FROM openjdk:11-jre-slim
COPY --from=build luna/target/luna-pkc-validator-1.0.0-jar-with-dependencies.jar /validator.jar
COPY --from=build luna/tests/luna-ecc-root-certificate.pem /ecc.pem
COPY --from=build luna/tests/luna-rsa-root-certificate.pem /rsa.pem
ENTRYPOINT ["java", "-jar", "/validator.jar" ]

that can be used to validate any curve without the limitations imposed by Red Hat.

another thing a pkc generated on dpod will fail validation with "Error: Root CA verification failed. Fingerprint does not match." with the provided root ca cert as luna-pkc-validator compares the cert fingerprints and not only the modulus values which stay the same.

also I notice the pkc contains a couple of extensions like "1.3.6.1.4.1.12383.2.3" (which looks like it could provide a firmware version). Is it possible to parse this, and could this be used to reject certificates created with older unsafe versions? (or are keys kept during firmware upgrade, so the pkc is in the end, offers no guarantee of non-extractability for ecc keys).

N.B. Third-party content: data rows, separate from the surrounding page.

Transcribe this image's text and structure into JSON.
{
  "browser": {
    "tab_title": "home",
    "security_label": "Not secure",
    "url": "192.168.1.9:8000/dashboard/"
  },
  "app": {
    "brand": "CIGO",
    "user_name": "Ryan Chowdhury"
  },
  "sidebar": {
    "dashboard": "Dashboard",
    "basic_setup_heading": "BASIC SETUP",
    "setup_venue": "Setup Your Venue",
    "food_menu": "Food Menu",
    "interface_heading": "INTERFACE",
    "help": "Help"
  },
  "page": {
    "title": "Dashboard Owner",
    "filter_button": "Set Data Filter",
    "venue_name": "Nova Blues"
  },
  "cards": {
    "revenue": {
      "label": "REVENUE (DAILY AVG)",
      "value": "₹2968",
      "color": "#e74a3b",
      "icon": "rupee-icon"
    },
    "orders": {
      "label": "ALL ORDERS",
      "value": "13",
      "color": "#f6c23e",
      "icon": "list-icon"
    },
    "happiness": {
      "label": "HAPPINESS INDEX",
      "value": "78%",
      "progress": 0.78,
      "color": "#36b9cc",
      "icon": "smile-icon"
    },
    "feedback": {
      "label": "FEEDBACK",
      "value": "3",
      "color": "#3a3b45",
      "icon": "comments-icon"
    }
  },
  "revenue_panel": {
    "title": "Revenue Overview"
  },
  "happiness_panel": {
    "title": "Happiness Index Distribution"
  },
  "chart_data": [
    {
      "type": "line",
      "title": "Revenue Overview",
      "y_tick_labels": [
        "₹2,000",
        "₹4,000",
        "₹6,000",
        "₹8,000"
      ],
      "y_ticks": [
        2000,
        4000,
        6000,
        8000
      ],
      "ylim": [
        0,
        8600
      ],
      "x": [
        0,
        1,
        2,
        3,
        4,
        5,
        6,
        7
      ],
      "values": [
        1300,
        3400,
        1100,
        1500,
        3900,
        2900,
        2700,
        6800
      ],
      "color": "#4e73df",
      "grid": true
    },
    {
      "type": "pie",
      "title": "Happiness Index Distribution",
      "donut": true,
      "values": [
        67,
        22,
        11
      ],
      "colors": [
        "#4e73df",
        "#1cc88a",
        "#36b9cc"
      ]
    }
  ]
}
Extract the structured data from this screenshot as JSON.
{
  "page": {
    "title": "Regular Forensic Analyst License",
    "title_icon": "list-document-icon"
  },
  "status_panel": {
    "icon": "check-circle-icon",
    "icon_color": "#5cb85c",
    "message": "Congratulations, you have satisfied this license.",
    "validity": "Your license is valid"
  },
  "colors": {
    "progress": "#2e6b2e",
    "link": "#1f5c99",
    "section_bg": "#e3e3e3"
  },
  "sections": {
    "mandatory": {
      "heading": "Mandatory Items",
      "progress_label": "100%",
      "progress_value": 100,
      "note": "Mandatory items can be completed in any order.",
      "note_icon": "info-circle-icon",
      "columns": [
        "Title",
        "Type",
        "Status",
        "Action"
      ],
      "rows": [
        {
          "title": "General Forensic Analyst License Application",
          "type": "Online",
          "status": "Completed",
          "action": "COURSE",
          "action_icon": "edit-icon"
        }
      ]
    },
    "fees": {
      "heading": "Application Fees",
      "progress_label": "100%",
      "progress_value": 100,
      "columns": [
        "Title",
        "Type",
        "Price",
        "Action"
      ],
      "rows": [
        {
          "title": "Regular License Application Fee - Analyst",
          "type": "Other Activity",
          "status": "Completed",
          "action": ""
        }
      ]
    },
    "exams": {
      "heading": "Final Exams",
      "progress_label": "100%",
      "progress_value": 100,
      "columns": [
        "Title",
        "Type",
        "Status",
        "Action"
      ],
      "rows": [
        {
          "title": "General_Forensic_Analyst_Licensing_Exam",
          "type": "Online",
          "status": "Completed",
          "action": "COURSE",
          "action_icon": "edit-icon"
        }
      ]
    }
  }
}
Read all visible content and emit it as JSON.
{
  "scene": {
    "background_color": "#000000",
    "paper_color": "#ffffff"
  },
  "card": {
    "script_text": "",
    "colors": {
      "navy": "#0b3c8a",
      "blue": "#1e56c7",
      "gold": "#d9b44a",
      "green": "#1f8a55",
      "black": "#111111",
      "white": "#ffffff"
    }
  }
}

a last question regarding those X509 extensions, is it possible to know if a key has an associated CKA_UNWRAP_TEMPLATE and its content? I'd like to give users a public RSA key and prove that it can be used to safely import AES secrets that will not be extractable.

DPOD is using the same public/private key pair but signed with SHA384 and tool is validating the Message Digest of certificate as a result it is failing . It is possible to get the firmware version from the extensions. However it is end user responsibility to update the vulnerable firmware version. Currently pkc chain does not have keypair attributes.

freedge commented 2 days ago

hello,

The tool purpose is to validate the pkc chain. It is end user responsibility to update the vulnerable firmware on the HSM.

that's understood however the tool goal is to achieve what is described here: https://thalesdocs.com/gphsm/luna/7/docs/network/Content/admin_partition/confirm/confirm_hsm.htm

the client needs a way to verify the authenticity of the device protecting their most valued cryptographic keys. A Luna HSM will issue confirmations only for private keys that were created by a Luna cryptographic module and that can never exist outside the security perimeter of a Luna HSM.

the tool does not help with this since a valid pkc chain does not prove that the private key is reliable. To achieve this goal the tool needs to also have a way to revoke certificate for HSM that cannot be trusted.